Drogba was ecstatic. The Chelsea crowd elated. Portsmouth began to wilt, though their fans, as ever this season, continued their chants to the last.

Portsmouth’s manager, Avram Grant, took a couple of throws of the dice, bringing on Kanu and Belhadj as well as replacing Boateng, who had played a game he won’t be able to forget, with John Utaka.

Belhadj would prove to be the biggest threat of the substitutes as he twice played pinpoint crosses into the box that just needed a touch, though Dindane and Utaka couldn’t manage to get the required contact.

It was Chelsea who would have the chance to seal the match, and get the larger advantage their first half dominance perhaps deserved when Lampard burst into the box and was felled by two Portsmouth players – the, as ever, combative Brown one of the culprits – for a clear penalty.

Lampard gathered the ball to take the spot kick with his England colleague David James whispering into his ear. Whatever it was James said, England will hope he repeats it in this summer’s World Cup if a penalty shootout arrives as Lampard – usually so reliable from pens – missed the target altogether with a tired looking shot which he dragged wide of the bottom left corner.

Soon after, the referee’s final whistle sounded before Chelsea lifted their second trophy in six days.

It is worth noting that the officials today had played their part in this fantastic final: making big penalty calls when required, and getting them right; calling the close ball on the line, and getting it right; and not succumbing to any dives. If anything, the referee and his assistants showed today everything that is good about English officiating: they allowed hard, fair challenges, but penalised any clear foul play, and calmed down reckless challenges with accurate use of the yellow card in this biggest of matches.

Tears fell around the Portsmouth team who knew this would be the last time most of them played together – maybe it would be the last time they play in a major final, too, and Avram Grant summed up their season when he said, with a tear in his eye, simply “the supporters are the best.”

The team spirit from a group of players who have hardly been paid this season was their for all to see, as they stood together in a tight group having come so close to ending their season on an unlikely high.

Chelsea, however, are worthy champs, and they could have won today by four or five clear goals, such was their superiority. Ashley Cole, playing in his sixth FA Cup Final – another record – and Man of the Match Didier Drogba were their star men today. Drogba looked particularly mature, unusually, in helping those players around him in this Cup Final.

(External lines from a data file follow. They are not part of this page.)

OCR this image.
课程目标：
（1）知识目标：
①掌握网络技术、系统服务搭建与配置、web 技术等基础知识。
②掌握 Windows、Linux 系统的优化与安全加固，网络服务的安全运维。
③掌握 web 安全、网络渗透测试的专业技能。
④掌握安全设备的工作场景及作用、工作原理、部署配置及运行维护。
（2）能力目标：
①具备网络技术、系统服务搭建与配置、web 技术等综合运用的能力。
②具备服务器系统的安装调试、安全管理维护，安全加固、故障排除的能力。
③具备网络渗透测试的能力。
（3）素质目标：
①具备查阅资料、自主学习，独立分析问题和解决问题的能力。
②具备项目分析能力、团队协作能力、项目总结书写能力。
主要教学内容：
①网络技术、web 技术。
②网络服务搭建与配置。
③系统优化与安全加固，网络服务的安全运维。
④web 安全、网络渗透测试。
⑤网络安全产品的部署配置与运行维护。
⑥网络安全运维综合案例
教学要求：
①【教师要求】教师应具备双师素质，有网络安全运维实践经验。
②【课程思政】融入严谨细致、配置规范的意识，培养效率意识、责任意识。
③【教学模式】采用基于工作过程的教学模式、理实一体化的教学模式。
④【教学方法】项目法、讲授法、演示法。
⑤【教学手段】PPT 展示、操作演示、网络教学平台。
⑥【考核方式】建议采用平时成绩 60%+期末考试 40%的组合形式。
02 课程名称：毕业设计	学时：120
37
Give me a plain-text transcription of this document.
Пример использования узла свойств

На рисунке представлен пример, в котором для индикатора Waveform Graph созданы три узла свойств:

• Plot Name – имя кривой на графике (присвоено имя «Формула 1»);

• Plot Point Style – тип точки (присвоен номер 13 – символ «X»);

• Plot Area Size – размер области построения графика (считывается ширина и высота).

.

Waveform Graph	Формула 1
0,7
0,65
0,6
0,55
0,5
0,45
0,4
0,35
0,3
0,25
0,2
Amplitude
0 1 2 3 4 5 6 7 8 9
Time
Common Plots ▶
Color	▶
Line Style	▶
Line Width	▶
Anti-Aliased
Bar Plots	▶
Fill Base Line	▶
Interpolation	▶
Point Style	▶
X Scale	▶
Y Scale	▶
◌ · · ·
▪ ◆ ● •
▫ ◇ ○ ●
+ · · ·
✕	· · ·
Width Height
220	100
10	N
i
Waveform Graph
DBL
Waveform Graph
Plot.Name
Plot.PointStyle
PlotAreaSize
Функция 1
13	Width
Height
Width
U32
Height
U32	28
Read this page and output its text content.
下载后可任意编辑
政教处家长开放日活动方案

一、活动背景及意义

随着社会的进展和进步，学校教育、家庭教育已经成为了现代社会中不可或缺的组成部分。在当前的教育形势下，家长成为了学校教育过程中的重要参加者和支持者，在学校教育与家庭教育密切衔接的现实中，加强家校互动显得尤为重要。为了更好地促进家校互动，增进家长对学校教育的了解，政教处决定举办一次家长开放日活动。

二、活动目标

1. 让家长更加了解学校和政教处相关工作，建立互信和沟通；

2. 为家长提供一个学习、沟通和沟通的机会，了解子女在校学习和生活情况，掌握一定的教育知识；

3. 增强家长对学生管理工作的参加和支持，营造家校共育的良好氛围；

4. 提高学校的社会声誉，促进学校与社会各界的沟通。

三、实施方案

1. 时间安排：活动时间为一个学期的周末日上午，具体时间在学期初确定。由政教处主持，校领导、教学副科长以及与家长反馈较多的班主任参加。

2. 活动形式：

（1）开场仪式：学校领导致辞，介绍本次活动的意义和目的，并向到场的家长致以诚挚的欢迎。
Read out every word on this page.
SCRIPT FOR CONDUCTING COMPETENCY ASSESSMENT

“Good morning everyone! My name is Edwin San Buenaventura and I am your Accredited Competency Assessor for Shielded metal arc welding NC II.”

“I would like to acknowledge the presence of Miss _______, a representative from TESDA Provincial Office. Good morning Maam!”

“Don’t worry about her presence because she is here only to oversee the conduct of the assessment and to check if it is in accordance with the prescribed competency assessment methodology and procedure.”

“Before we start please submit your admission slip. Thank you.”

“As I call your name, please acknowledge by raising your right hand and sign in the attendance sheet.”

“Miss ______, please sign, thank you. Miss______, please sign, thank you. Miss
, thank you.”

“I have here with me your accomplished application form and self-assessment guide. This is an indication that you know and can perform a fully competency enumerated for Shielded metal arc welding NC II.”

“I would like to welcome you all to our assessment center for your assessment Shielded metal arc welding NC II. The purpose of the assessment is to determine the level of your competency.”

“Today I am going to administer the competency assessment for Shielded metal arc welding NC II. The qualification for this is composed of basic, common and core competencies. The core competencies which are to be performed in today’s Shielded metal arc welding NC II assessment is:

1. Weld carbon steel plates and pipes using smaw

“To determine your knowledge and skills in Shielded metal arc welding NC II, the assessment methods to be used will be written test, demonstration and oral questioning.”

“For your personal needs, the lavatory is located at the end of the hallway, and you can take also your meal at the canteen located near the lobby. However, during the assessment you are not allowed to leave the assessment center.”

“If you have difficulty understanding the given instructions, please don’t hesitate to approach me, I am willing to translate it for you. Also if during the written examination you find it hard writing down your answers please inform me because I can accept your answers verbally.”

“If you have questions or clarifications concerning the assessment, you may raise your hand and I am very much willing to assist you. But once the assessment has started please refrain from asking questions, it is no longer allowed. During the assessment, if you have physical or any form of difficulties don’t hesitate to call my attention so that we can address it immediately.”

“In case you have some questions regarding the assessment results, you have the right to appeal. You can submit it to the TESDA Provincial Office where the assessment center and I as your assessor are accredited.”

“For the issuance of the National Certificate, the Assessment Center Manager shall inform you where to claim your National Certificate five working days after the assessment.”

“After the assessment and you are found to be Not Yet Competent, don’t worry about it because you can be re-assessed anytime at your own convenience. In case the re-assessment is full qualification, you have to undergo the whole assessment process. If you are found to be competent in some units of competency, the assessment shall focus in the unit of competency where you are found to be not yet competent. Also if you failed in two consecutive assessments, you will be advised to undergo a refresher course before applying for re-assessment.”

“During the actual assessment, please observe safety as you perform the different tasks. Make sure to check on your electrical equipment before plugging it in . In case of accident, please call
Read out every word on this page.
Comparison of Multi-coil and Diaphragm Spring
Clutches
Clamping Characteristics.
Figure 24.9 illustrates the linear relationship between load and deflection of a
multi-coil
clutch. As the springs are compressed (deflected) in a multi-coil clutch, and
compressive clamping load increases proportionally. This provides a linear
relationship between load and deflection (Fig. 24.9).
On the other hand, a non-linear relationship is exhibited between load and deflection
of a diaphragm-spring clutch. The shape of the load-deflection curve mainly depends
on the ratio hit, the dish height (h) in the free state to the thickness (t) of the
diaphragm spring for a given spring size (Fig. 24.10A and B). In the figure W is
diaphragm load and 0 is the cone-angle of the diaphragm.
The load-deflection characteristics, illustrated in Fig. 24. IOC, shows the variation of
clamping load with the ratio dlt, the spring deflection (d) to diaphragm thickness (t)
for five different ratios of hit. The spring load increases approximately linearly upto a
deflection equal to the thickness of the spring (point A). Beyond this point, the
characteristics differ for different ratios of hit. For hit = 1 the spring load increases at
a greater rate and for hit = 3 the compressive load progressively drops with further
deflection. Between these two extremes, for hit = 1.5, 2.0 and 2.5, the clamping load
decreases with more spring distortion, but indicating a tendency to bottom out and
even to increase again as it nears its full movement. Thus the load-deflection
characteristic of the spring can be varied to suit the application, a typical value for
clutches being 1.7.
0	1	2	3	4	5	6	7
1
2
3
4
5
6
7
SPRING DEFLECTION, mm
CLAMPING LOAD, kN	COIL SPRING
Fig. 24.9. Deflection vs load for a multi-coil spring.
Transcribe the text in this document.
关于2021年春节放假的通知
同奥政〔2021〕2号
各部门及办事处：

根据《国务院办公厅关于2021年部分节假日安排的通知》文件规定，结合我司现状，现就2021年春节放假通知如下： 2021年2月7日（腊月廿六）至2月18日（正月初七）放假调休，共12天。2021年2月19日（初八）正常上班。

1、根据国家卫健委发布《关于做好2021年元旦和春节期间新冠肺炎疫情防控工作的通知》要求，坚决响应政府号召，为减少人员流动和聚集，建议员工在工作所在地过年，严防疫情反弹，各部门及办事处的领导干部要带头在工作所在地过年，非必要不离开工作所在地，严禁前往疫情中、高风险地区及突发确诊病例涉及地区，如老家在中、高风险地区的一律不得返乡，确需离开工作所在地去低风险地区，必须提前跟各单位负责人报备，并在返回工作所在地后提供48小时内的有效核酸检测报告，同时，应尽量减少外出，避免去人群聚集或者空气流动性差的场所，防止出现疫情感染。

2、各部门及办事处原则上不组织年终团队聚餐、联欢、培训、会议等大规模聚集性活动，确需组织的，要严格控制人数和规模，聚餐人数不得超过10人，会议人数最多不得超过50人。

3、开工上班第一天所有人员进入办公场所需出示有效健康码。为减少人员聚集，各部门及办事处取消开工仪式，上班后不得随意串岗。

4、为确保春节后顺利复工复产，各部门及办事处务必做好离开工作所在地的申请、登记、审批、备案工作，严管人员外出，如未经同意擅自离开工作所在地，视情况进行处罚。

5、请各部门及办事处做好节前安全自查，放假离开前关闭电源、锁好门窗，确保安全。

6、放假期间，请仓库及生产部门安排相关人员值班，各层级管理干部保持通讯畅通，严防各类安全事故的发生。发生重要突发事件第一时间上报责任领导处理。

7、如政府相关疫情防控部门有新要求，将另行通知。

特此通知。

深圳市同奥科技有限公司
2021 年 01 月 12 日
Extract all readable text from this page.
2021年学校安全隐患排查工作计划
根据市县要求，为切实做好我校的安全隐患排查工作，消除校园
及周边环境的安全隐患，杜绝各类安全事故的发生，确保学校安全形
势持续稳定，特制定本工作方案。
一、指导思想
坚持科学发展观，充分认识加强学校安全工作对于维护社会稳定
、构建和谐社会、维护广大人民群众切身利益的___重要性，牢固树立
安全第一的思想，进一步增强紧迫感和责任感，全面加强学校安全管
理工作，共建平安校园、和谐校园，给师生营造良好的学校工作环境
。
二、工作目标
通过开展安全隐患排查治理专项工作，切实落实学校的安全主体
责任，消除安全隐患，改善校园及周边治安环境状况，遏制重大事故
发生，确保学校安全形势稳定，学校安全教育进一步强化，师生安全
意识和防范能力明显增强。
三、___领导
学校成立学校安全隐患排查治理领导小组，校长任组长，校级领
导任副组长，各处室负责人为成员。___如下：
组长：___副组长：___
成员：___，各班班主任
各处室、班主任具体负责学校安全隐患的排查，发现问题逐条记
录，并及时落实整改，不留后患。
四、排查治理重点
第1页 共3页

This is the best team in England, as the Premier League and FA Cup results will now attest – and it is their togetherness, fostered by Ancelotti, their coach, but ensured by the transfer ban they picked up last year which meant that this squad has stayed unaltered for longer than in previous seasons.

Chelsea are a well-oiled machine with a ruthless, confident man up front in Drogba. If they can add one good midfield stopper – and they have one waiting in the wings, in Michael Essien – and perhaps a replacement centre forward with an eye for goal, Chelsea will be a threat in all competitions for a few seasons to come.

Today Chelsea are kings, after winning a fantastic league and cup double in two of the most competitive competitions in club football and, after playing some great attacking football all season – and in today’s FA Cup Final – few fans of football will be able to say, hand-on-heart, that they don’t deserve it.